In einer Querschnittstudie mit mehr als 200 mittelständischen Unternehmen in Schleswig-Holstein hat die wetreu Unternehmensberatung GmbH analysiert, wie Compliance allgemein im Mittelstand organisiert, angewandt und umgesetzt wird. Ferner wurde untersucht, ob sich die Regeleinhaltung auf die Wettbewerbsfähigkeit der mittelständischen Unternehmen auswirkt.

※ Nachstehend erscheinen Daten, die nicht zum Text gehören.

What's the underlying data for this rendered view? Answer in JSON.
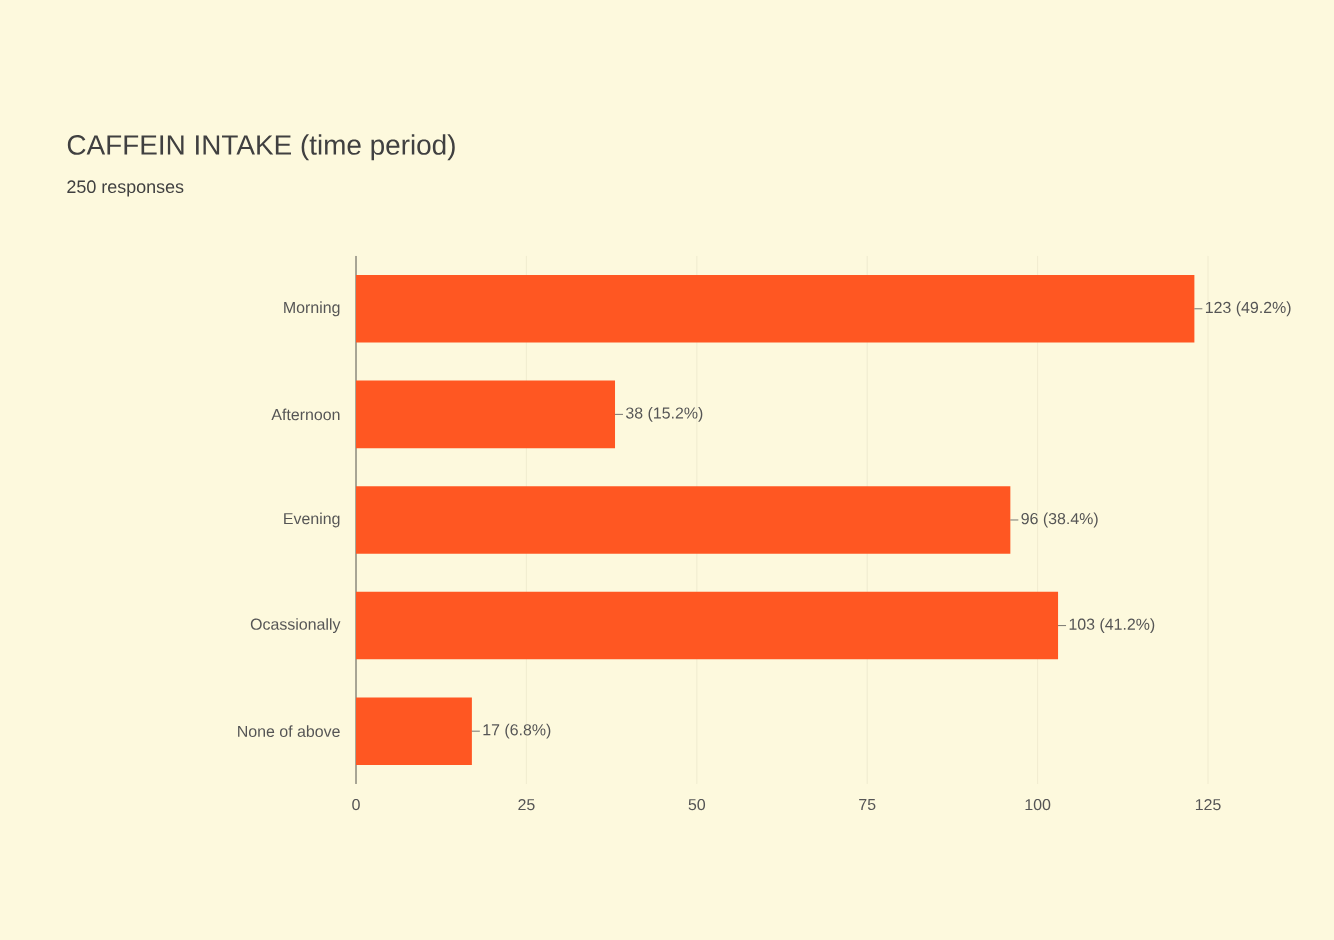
{
  "chart_data": {
    "type": "bar",
    "orientation": "horizontal",
    "title": "CAFFEIN INTAKE (time period)",
    "subtitle": "250 responses",
    "categories": [
      "Morning",
      "Afternoon",
      "Evening",
      "Ocassionally",
      "None of above"
    ],
    "values": [
      123,
      38,
      96,
      103,
      17
    ],
    "color": "#ff5722",
    "value_labels": [
      "123 (49.2%)",
      "38 (15.2%)",
      "96 (38.4%)",
      "103 (41.2%)",
      "17 (6.8%)"
    ],
    "xlim": [
      0,
      125
    ],
    "xticks": [
      0,
      25,
      50,
      75,
      100,
      125
    ],
    "grid": "x"
  }
}
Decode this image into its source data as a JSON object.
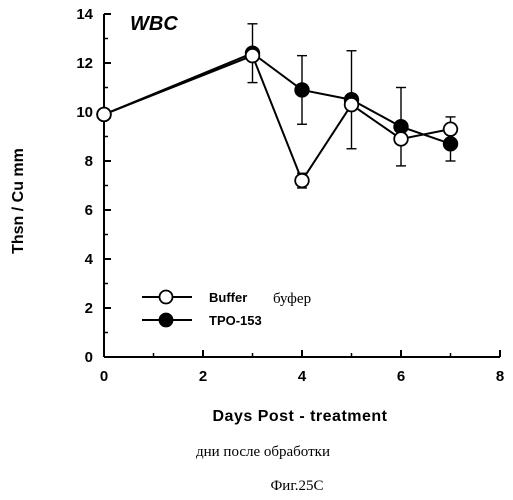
{
  "chart_data": {
    "type": "line",
    "title": "WBC",
    "xlabel": "Days Post - treatment",
    "xlabel_ru": "дни после обработки",
    "ylabel": "Thsn / Cu mm",
    "xlim": [
      0,
      8
    ],
    "ylim": [
      0,
      14
    ],
    "xticks": [
      "0",
      "2",
      "4",
      "6",
      "8"
    ],
    "yticks": [
      "0",
      "2",
      "4",
      "6",
      "8",
      "10",
      "12",
      "14"
    ],
    "grid": false,
    "legend_position": "bottom-left",
    "series": [
      {
        "name": "Buffer",
        "name_ru": "буфер",
        "marker": "open-circle",
        "x": [
          0,
          3,
          4,
          5,
          6,
          7
        ],
        "y": [
          9.9,
          12.3,
          7.2,
          10.3,
          8.9,
          9.3
        ],
        "err": [
          0,
          0,
          0.3,
          0,
          0,
          0.5
        ]
      },
      {
        "name": "TPO-153",
        "marker": "filled-circle",
        "x": [
          0,
          3,
          4,
          5,
          6,
          7
        ],
        "y": [
          9.9,
          12.4,
          10.9,
          10.5,
          9.4,
          8.7
        ],
        "err": [
          0,
          1.2,
          1.4,
          2.0,
          1.6,
          0.7
        ]
      }
    ]
  },
  "caption": "Фиг.25С"
}
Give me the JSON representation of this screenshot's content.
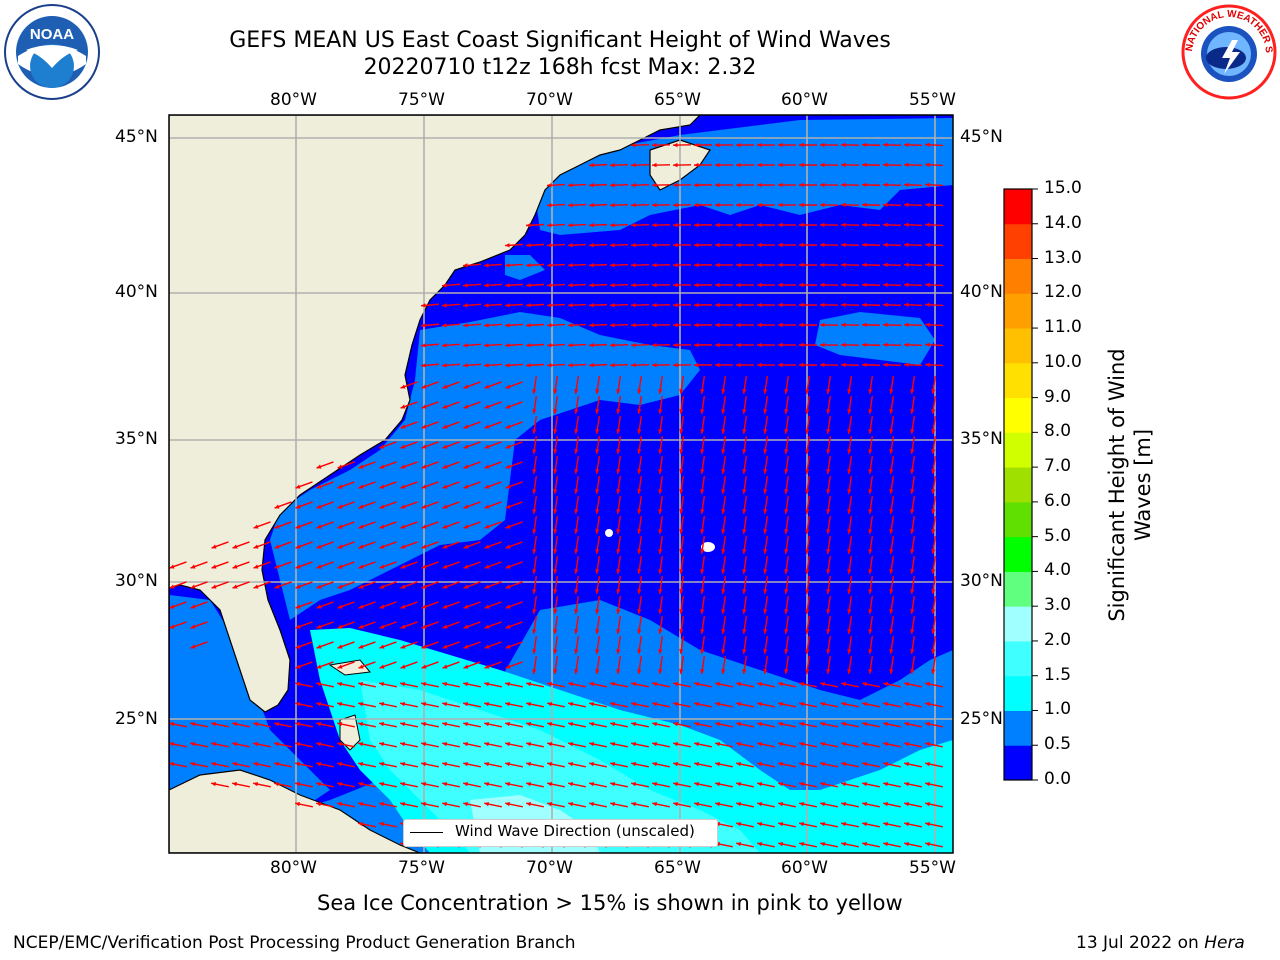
{
  "header": {
    "title_line1": "GEFS MEAN US East Coast Significant Height of Wind Waves",
    "title_line2": "20220710 t12z 168h fcst    Max: 2.32"
  },
  "logos": {
    "left": "NOAA",
    "right": "NATIONAL WEATHER SERVICE"
  },
  "map": {
    "lon_labels": [
      "80°W",
      "75°W",
      "70°W",
      "65°W",
      "60°W",
      "55°W"
    ],
    "lat_labels": [
      "45°N",
      "40°N",
      "35°N",
      "30°N",
      "25°N"
    ],
    "legend_label": "Wind Wave Direction (unscaled)",
    "land_color": "#eeeeda",
    "arrow_color": "#ff0000",
    "grid_color": "#b0b0b0"
  },
  "colorbar": {
    "title_line1": "Significant Height of Wind",
    "title_line2": "Waves [m]",
    "tick_labels": [
      "0.0",
      "0.5",
      "1.0",
      "1.5",
      "2.0",
      "3.0",
      "4.0",
      "5.0",
      "6.0",
      "7.0",
      "8.0",
      "9.0",
      "10.0",
      "11.0",
      "12.0",
      "13.0",
      "14.0",
      "15.0"
    ],
    "colors": [
      "#0000ff",
      "#0080ff",
      "#00ffff",
      "#40ffff",
      "#a0ffff",
      "#60ff80",
      "#00ff00",
      "#60e000",
      "#a0e000",
      "#d0ff00",
      "#ffff00",
      "#ffe000",
      "#ffc000",
      "#ffa000",
      "#ff8000",
      "#ff4000",
      "#ff0000"
    ]
  },
  "footer": {
    "ice_note": "Sea Ice Concentration > 15% is shown in pink to yellow",
    "left": "NCEP/EMC/Verification Post Processing Product Generation Branch",
    "right_date": "13 Jul 2022 on",
    "right_machine": "Hera"
  }
}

Matthias Bäcker, Geschäftsführer der wetreu Unternehmensberatung, ist der Auffassung, dass das Thema Compliance-Management eine zunehmende Bedeutung für den Mittelstand aufweist. Zum einen sei dies zurückzuführen auf das vermehrt internationale Agieren der Unternehmen, zum anderen auf die laufend neu eingeführten und sich verändernden externen Regelwerke und die damit steigende zivil- und strafrechtliche Haftung. Außerdem würden die zunehmend komplexer werdenden Geschäftsprozesse und die Vielfalt der eingesetzten Kommunikationstechnologien nach entsprechenden Regelungen verlangen, so Bäcker.
Julia Stehmann, im Rahmen ihrer Bachelorarbeit verantwortlich für die Durchführung der Studie, nennt die in den letzten Jahren in der Gesellschaft bewusster wahrgenommene Wirtschaftskriminalität als einen weiteren Grund für den gestiegenen Stellenwert der Compliance. Daraus resultiert, dass auch von den mittelständischen Unternehmen ein sowohl rechtlich als auch moralisch einwandfreies Verhalten gefordert wird.

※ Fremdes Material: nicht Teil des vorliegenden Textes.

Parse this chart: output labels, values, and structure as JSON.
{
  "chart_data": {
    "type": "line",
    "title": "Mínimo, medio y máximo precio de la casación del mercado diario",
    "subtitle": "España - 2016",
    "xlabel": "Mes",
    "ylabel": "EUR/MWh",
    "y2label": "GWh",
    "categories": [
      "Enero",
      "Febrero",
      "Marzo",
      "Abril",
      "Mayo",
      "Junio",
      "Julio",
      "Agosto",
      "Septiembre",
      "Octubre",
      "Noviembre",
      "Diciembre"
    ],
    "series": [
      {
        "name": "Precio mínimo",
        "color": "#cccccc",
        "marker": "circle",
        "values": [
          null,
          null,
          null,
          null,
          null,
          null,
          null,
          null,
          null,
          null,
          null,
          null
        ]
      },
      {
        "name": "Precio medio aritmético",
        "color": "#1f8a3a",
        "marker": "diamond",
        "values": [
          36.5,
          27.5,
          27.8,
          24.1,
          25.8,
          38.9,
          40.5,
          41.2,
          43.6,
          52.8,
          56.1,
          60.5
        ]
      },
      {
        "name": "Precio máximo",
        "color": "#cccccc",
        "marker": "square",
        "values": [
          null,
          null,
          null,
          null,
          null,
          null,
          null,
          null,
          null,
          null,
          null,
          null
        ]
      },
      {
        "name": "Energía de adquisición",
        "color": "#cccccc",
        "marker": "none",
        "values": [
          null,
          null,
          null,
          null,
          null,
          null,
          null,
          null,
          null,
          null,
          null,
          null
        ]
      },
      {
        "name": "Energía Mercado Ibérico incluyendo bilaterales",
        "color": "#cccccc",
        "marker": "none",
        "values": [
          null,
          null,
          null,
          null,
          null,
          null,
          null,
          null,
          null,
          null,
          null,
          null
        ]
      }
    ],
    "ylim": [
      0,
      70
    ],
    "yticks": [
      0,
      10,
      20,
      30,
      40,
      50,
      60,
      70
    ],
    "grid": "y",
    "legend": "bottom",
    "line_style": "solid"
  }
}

Die Resultate der Studie verdeutlichen, dass die befragten mittelständischen Unternehmen Defizite in der Dokumentation sowie in der Organisation des Compliance-Managements aufweisen. Keiner der Befragten hat bisher die Stelle eines Compliance-Officers etabliert, welcher sich gezielt den Aufgaben der Regeleinhaltung widmen könnte. Zudem besteht bei einem Großteil der Befragten keine Dokumentationspflicht der Compliance-Tätigkeiten, wodurch im Falle eines Rechtsverstoßes Schwierigkeiten in der Beweisführung entstehen. Ein auf diesen Bereich spezialisierter Mitarbeiter könnte Risiken im Vorfeld identifizieren und entsprechende Maßnahmen zur Minimierung einleiten.
Trotz der bisher unzureichenden Implementierung des Compliance- Managements geben die befragten Unternehmen an, dass Compliance zur Risikoidentifizierung, zur Schadensprävention und zur Bindung der Mitarbeiter beitrage. Weitere Vorteile wären die Optimierung interner Prozesse und höhere Transparenz. Von den Unternehmen wird allerdings kritisiert, dass Compliance zeitintensiv sei, weder einen Beitrag zur Kostenersparnis noch zum Aufbau einer positiven Reputation leiste und daher keinen eindeutig zu benennenden Wettbewerbsvorteil für die Befragten darstelle.
Als erste und zugleich zentrale mittelstandsfähige Compliance-Maßnahme empfehlen die wetreu Berater, das Risikobewusstsein der Mitarbeiter aufzubauen und beständig zu fördern, denn hier könne eine erhebliche Wirkung ohne großen Ressourcenaufwand erzielt werden. Ein kostengünstiges Beispiel sei die Implementierung eines Kodexes, welche auch für kleine und mittlere Unternehmen umsetzbar sei. Ein Verhaltenskodex weist den Vorteil auf, dass eindeutige, für jeden nachlesbare Regelungen schriftlich festgehalten werden und somit ein klares Signal für regelkonformes Verhalten von der Geschäftsleitung gesetzt wird.
Zusammenfassend lässt sich aus den Ergebnissen der Studie schließen, dass auch kleine und mittlere Unternehmen an ihre Geschäftsstruktur angepasste Compliance-Maßnahmen in Angriff nehmen sollten. Die daraus resultierenden Vorteile der frühzeitigen Risikoidentifizierung und -prävention rechtfertigen den Aufwand. Implementierung der Compliance stellt zwar eine komplexe Herausforderung für den Mittelstand dar, der hierfür nötige Ressourceneinsatz ist aber eine lohnende Investition, um Handlungs- und Zukunftsfähigkeit der Unternehmen zu sichern.